日本の高速鉄道といって、まず頭に浮かぶのは新幹線でしょう。少し特別な乗り物というイメージがある新幹線が、住人たちの大切な足となっている町が福岡県にあります。片道運賃は乗車券200円と特急料金100円の300円。その町は、福岡市から13キロメートルの場所にある福岡県那珂川町です。

新幹線の開通前は田園風景の広がるのどかな町でしたが、新幹線の車両基地が作られ「博多南線」が開通してからというもの、この町に転機が訪れます。人の流れを変えた300円新幹線と、変貌をとげた那珂川町について紹介します。

なぜ実現した!?300円新幹線

(写真=PIXTA)
(写真=PIXTA)

1975年に山陽新幹線は延伸し、博多駅まで開通。東京からの1,200キロメートルは一気に縮まり、福岡は九州の玄関口となります。新幹線の開通に合わせて、那珂川町と春日市をまたいで新幹線のメンテナンスを行う車両基地が作られました。

博多駅で営業を終了した新幹線は、車両所まで回送列車として移動します。車両基地近くの住民たちは誰も乗っていない新幹線を見て、「この新幹線に乗れないだろうか?」と考えました。当時の那珂川町から福岡市中心部への交通手段はバスのみで、1時間近くかかります。那珂川町の行政は当時の国鉄、運輸省へ交渉し、地元住民の熱い要望により1990年に「博多南駅」が車両基地の一角に作られたのです。こうして、在来線扱いの新幹線が誕生しました。

これにより、那珂川町は大きく変化します。深刻な過疎化に悩んでいたのが嘘のように、人口がどんどん増加する人気タウンとなったのです。

新幹線が開通した那珂川町ってどんなところ?

「博多南線」の開通後、バスで約1時間かかっていた那珂川町から博多までの移動は、約9分に短縮されました。
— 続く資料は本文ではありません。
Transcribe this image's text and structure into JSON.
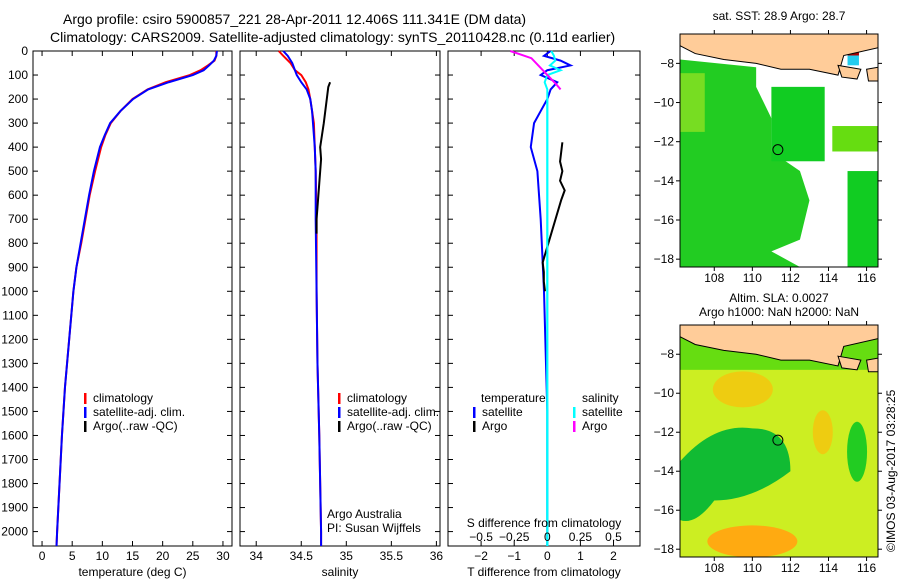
{
  "title_line1": "Argo profile: csiro 5900857_221 28-Apr-2011 12.406S 111.341E (DM data)",
  "title_line2": "Climatology: CARS2009. Satellite-adjusted climatology: synTS_20110428.nc (0.11d earlier)",
  "watermark": "©IMOS 03-Aug-2017 03:28:25",
  "colors": {
    "climatology": "#ff0000",
    "satellite": "#0000ff",
    "argo": "#000000",
    "sal_satellite": "#00ffff",
    "sal_argo": "#ff00ff",
    "land": "#ffcc99"
  },
  "chart_data": [
    {
      "type": "line",
      "name": "temperature",
      "xlabel": "temperature (deg C)",
      "ylabel": "depth",
      "xlim": [
        -1.5,
        31.5
      ],
      "ylim": [
        2060,
        0
      ],
      "xticks": [
        0,
        5,
        10,
        15,
        20,
        25,
        30
      ],
      "yticks": [
        0,
        100,
        200,
        300,
        400,
        500,
        600,
        700,
        800,
        900,
        1000,
        1100,
        1200,
        1300,
        1400,
        1500,
        1600,
        1700,
        1800,
        1900,
        2000
      ],
      "legend": [
        "climatology",
        "satellite-adj. clim.",
        "Argo(..raw -QC)"
      ],
      "depth": [
        0,
        20,
        40,
        60,
        80,
        100,
        130,
        160,
        200,
        250,
        300,
        350,
        400,
        500,
        600,
        700,
        800,
        900,
        1000,
        1200,
        1400,
        1600,
        1800,
        2000,
        2060
      ],
      "series": [
        {
          "name": "climatology",
          "values": [
            28.9,
            28.9,
            28.6,
            27.5,
            26.3,
            24.5,
            20.5,
            17.5,
            15,
            13,
            11.4,
            10.5,
            9.8,
            8.8,
            7.9,
            7.2,
            6.5,
            5.7,
            5.2,
            4.5,
            3.8,
            3.3,
            2.9,
            2.5,
            2.4
          ]
        },
        {
          "name": "satellite-adj. clim.",
          "values": [
            29.0,
            28.9,
            28.5,
            27.7,
            26.8,
            25,
            21,
            17.6,
            15.1,
            13,
            11.3,
            10.4,
            9.6,
            8.6,
            7.8,
            7.1,
            6.4,
            5.7,
            5.2,
            4.5,
            3.8,
            3.3,
            2.9,
            2.5,
            2.4
          ]
        }
      ]
    },
    {
      "type": "line",
      "name": "salinity",
      "xlabel": "salinity",
      "xlim": [
        33.82,
        36.04
      ],
      "ylim": [
        2060,
        0
      ],
      "xticks": [
        34,
        34.5,
        35,
        35.5,
        36
      ],
      "legend": [
        "climatology",
        "satellite-adj. clim.",
        "Argo(..raw -QC)"
      ],
      "annotation": [
        "Argo Australia",
        "PI: Susan Wijffels"
      ],
      "depth": [
        0,
        20,
        50,
        80,
        100,
        130,
        160,
        200,
        250,
        300,
        400,
        500,
        700,
        1000,
        1300,
        1600,
        2000,
        2060
      ],
      "series": [
        {
          "name": "climatology",
          "values": [
            34.25,
            34.3,
            34.38,
            34.43,
            34.5,
            34.55,
            34.58,
            34.6,
            34.62,
            34.64,
            34.65,
            34.66,
            34.67,
            34.67,
            34.68,
            34.7,
            34.72,
            34.72
          ]
        },
        {
          "name": "satellite-adj. clim.",
          "values": [
            34.3,
            34.35,
            34.4,
            34.43,
            34.45,
            34.5,
            34.56,
            34.6,
            34.62,
            34.63,
            34.65,
            34.66,
            34.66,
            34.67,
            34.68,
            34.7,
            34.72,
            34.72
          ]
        },
        {
          "name": "Argo",
          "depth": [
            130,
            150,
            300,
            350,
            400,
            450,
            500,
            550,
            600,
            650,
            700,
            760
          ],
          "values": [
            34.82,
            34.8,
            34.75,
            34.73,
            34.71,
            34.72,
            34.71,
            34.7,
            34.69,
            34.68,
            34.67,
            34.67
          ]
        }
      ]
    },
    {
      "type": "line",
      "name": "difference",
      "xlabel": "T difference from climatology",
      "x2label": "S difference from climatology",
      "xlim": [
        -3,
        2.8
      ],
      "ylim": [
        2060,
        0
      ],
      "xticks": [
        -2,
        -1,
        0,
        1,
        2
      ],
      "x2ticks": [
        -0.5,
        -0.25,
        0,
        0.25,
        0.5
      ],
      "legend_headers": [
        "temperature",
        "salinity"
      ],
      "legend": [
        "satellite",
        "Argo",
        "satellite",
        "Argo"
      ],
      "depth": [
        0,
        20,
        40,
        60,
        80,
        100,
        130,
        160,
        200,
        250,
        300,
        400,
        500,
        700,
        1000,
        1500,
        2000,
        2060
      ],
      "series": [
        {
          "name": "temperature satellite",
          "values": [
            0.1,
            -0.1,
            0.4,
            0.7,
            0,
            -0.2,
            0.3,
            0.1,
            0,
            -0.2,
            -0.4,
            -0.5,
            -0.3,
            -0.2,
            -0.1,
            0,
            0,
            0
          ]
        },
        {
          "name": "salinity satellite",
          "values": [
            0.03,
            0.05,
            0.06,
            0.02,
            0.1,
            0.0,
            -0.02,
            0.0,
            0.0,
            0.0,
            0.0,
            0.0,
            0.0,
            0.0,
            0.0,
            0.0,
            0.0,
            0.0
          ]
        },
        {
          "name": "temperature Argo",
          "depth": [
            380,
            420,
            460,
            500,
            540,
            580,
            620,
            880,
            920,
            960,
            1000
          ],
          "values": [
            1.3,
            1.2,
            1.1,
            1.3,
            1.1,
            1.5,
            1.2,
            -0.4,
            -0.3,
            -0.3,
            -0.2
          ]
        },
        {
          "name": "salinity Argo",
          "depth": [
            0,
            15,
            30,
            140,
            160
          ],
          "values": [
            -0.28,
            -0.2,
            -0.12,
            0.07,
            0.1
          ]
        }
      ]
    }
  ],
  "maps": [
    {
      "title": [
        "sat. SST: 28.9 Argo: 28.7"
      ],
      "lon_ticks": [
        "108",
        "110",
        "112",
        "114",
        "116"
      ],
      "lat_ticks": [
        "-8",
        "-10",
        "-12",
        "-14",
        "-16",
        "-18"
      ],
      "argo_lon": 111.341,
      "argo_lat": -12.406
    },
    {
      "title": [
        "Altim. SLA: 0.0027",
        "Argo h1000: NaN h2000: NaN"
      ],
      "lon_ticks": [
        "108",
        "110",
        "112",
        "114",
        "116"
      ],
      "lat_ticks": [
        "-8",
        "-10",
        "-12",
        "-14",
        "-16",
        "-18"
      ],
      "argo_lon": 111.341,
      "argo_lat": -12.406
    }
  ]
}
福岡市は日本の政令指定都市の中で人口の増加率がトップの街ということもあり、ベッドタウンとしての那珂川町に注目が集まります。

その結果、那珂川町は2018年10月1日の市制移行を目指しています。町が市に昇格するには、5年に一度の国勢調査で人口5万人を達成する必要があります。那珂川町は、2010年の国勢調査で惜しくも220人足りず市への昇格ができませんでした。そこで次の国勢調査で達成すべく、町内に住宅を取得すると固定資産税を5年間で最大100万円補助し、物件によっては家賃を6ヵ月無料とするなどの優遇制度を設けました。その甲斐あって、ついに2015年の国勢調査で5万人を突破したのです

那珂川町には田園風景や田畑が多く残り、ここでとれた野菜やお米はきれいな水と空気で育つため美味しいと評判です。わざわざ福岡市から買いに足を運ぶ人もいるのだとか。そんな自然と都市が調和した町ということも、人口増加の理由の一つなのでしょう。

那珂川町が市になることによって住民福祉の向上や対外的な注目度が高まり、さらなる産業が生まれることは確実です。300円新幹線は、那珂川町の活性化にここまで恩恵をもたらしたのです。

那珂川町への移住促進プロジェクトはまだまだ続く

那珂川町の北部一帯は、博多南線の恩恵を受けて今でも人口が増加しています。その反面、南部の南畑地区との格差が悩みの種になっています。そこで「SUMITSUKE那珂川」という南畑地域への移住をサポートするプロジェクトが2016年から始動しました。

「SUMITSUKE那珂川」は、里山暮らしに憧れているけれど、難しそうだという方と南畑地区とをつなぎ、移住の敷居を下げるプロジェクトです。田舎暮らしのリアルな姿を紹介し、地域の方との関係作りをサポートしてくれるプログラムが用意されています。その一つ「空き家バンク」では、個性的な南畑地区の住宅物件を、暮らしに役立つコラムと合わせて紹介するなどの活動をしています。

新幹線は町を変えた

新幹線の開通をきっかけに、大きな発展をとげた那珂川町は今も変化を続けています。

那珂川町は、今後も人口のさらなる増加が予想され、地価も上昇傾向にあります。新幹線の力がなければ、こんな未来は誰が予想できたでしょうか。那珂川町はみんなで一つになって、どんどん前進していくでしょう。